There are several limitations to this study. First, there were no F4 patients among the 77 HCV-infected patients analyzed in whom ultrasound-guided liver biopsy was performed. This selection bias was likely due to the fact that patients with suspected liver cirrhosis usually do not undergo liver biopsy for histological examination. In addition, the number of patients with OGTT data was small (only 39 patients). Further examination using a large number of patients with OGTT data available, including patients with compensated cirrhosis, is needed. Second, we employed a 5% cut-off for the amount of fat within the liver; some reproducible histological scales use the categories of mild (5–10%), moderate (11–30%), and severe steatosis (>30%) [
39]. Itoh et al. also divided patients into groups with 0–10% and >10% hepatic steatosis [
40]. However, the proportion of patients with ≥5% or ≥11% hepatic steatosis in our study population was small (18/77 [23.4%] or 3/77 [3.9%], respectively) compared to earlier studies. The reason for this difference in the distribution of hepatic steatosis severity is unclear, but there might be regional differences. In addition, the cut-off of 5% steatosis may not be clinically significant, and we should keep in mind that factors associated with steatosis might depend on the cut-off value used to define steatosis. Thus, the association between serum AIM levels and hepatic steatosis should be re-evaluated in studies with more subjects that include patients with severe hepatic steatosis. Third, several confounders such as alcohol consumption, previous interferon treatment, HCV genotype, and genetic factors including interleukin 28B polymorphism [
41], were not considered.

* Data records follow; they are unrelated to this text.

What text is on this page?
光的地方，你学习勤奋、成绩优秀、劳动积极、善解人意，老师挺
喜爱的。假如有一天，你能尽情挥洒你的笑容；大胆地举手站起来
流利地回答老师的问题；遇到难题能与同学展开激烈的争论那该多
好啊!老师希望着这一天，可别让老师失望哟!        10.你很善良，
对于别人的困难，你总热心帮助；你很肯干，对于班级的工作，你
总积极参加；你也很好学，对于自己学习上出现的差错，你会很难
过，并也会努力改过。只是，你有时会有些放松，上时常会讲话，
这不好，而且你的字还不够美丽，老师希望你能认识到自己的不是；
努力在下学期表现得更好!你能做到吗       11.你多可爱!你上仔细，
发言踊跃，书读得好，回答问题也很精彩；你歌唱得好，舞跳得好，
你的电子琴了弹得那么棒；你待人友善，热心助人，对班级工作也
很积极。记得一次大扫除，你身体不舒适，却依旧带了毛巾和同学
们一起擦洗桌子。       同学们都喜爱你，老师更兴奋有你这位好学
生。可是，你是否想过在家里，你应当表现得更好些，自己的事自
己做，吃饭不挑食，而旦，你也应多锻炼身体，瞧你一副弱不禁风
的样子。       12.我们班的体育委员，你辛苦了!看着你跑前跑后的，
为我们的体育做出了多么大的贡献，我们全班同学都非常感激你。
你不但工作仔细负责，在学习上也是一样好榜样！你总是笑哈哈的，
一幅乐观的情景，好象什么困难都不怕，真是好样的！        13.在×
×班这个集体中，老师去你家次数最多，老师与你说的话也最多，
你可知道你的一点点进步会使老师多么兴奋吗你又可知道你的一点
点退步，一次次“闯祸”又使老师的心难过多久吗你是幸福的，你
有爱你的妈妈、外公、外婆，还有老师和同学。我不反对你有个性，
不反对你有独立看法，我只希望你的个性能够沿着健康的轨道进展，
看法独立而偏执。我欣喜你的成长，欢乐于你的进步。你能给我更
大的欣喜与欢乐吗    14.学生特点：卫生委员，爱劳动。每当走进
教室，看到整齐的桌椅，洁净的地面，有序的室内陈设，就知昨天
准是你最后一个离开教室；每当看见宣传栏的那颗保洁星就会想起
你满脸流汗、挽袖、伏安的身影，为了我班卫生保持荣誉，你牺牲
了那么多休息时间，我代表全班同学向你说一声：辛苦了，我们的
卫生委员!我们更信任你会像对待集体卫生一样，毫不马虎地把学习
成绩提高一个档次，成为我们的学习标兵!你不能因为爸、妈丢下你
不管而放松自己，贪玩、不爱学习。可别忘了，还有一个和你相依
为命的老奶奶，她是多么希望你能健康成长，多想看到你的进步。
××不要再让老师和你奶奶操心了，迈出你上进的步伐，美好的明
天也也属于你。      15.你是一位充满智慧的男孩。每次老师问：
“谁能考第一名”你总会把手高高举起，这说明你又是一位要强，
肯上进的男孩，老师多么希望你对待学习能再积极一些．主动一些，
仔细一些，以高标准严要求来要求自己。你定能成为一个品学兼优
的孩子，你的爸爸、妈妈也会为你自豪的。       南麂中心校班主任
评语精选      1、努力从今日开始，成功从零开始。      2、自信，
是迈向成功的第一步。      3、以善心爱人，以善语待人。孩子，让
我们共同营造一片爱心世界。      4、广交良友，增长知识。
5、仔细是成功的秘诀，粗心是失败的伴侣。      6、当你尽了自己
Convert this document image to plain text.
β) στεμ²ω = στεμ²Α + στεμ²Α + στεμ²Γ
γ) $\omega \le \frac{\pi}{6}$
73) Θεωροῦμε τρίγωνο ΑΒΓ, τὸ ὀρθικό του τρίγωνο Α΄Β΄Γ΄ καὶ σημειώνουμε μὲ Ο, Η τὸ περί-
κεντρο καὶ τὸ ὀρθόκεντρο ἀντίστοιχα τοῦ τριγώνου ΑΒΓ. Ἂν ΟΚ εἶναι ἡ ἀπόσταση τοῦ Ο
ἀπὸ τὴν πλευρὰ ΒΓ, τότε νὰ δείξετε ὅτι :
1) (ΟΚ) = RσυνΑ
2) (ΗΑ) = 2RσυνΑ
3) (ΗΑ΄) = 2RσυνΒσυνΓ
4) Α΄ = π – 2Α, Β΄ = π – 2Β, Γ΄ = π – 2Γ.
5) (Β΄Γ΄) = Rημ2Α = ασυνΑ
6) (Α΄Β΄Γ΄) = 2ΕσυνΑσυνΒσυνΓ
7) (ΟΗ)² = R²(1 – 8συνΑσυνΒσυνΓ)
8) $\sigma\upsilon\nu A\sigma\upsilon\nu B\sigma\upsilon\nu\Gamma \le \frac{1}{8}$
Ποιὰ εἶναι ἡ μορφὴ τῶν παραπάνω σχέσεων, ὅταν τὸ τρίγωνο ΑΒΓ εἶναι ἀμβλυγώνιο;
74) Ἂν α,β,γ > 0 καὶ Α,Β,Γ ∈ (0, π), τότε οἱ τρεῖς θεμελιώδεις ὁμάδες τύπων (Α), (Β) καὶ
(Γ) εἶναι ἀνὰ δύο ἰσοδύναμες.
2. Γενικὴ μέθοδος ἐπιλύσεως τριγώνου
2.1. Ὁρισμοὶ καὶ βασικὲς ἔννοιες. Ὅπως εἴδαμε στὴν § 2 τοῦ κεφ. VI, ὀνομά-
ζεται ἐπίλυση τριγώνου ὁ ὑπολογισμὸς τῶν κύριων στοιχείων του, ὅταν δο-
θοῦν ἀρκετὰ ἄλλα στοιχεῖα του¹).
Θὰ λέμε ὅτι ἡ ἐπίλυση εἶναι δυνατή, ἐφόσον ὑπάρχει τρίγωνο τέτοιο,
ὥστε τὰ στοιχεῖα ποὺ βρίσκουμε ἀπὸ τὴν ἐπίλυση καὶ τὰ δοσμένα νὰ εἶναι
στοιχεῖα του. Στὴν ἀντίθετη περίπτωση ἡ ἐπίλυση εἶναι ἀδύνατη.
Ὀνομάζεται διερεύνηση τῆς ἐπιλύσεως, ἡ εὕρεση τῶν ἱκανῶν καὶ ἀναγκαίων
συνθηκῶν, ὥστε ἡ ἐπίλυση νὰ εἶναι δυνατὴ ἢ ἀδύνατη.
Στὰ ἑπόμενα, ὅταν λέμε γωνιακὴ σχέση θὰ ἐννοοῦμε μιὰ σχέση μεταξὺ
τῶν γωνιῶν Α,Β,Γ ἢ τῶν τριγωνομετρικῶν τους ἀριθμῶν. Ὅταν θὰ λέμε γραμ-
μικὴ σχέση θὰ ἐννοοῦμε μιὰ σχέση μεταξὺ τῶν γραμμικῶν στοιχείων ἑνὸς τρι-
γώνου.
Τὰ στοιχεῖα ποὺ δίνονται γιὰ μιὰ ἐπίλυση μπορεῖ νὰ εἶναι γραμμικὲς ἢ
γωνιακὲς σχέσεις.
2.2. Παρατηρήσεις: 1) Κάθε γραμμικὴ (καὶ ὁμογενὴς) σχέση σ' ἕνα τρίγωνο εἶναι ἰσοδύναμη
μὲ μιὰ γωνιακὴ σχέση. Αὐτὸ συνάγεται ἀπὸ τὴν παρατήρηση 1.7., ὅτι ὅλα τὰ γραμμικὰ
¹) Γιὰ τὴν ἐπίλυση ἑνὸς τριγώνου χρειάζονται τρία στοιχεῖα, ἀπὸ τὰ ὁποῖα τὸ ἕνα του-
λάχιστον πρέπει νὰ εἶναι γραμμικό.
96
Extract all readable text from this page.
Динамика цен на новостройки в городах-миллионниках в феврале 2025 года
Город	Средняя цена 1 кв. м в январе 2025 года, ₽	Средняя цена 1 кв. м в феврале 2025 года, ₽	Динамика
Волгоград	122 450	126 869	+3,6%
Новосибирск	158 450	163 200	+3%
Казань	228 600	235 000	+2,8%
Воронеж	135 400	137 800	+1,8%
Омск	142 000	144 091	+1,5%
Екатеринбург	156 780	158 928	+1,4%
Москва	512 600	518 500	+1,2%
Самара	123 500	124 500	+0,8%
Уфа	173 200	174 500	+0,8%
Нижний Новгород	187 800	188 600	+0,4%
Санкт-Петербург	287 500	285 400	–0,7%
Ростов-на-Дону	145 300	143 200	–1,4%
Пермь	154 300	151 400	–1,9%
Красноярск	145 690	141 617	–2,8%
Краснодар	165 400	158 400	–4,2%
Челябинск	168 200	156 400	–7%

The association between examined cytokines and hepatic fibrosis or steatosis in patients with CHC should be further examined in large-scale nationwide studies in the future.
Competing interests
HT holds endowed faculty positions in research for HGF tissue repair and regenerative medicine and has received funds from Eisai Co., Ltd.
Authors’ contributions
KM and HU: principal investigator, data collection, subject evaluation and manuscript preparation. SM, AI, YY and TN: subject evaluation and statistical analysis. KO and KT: subject recruitment and subject evaluation. KK, TT, AM, MO, YS, MH and SE: subject recruitment and data collection. HU and HT: guarantor of the article. All authors read and approved the final manuscript.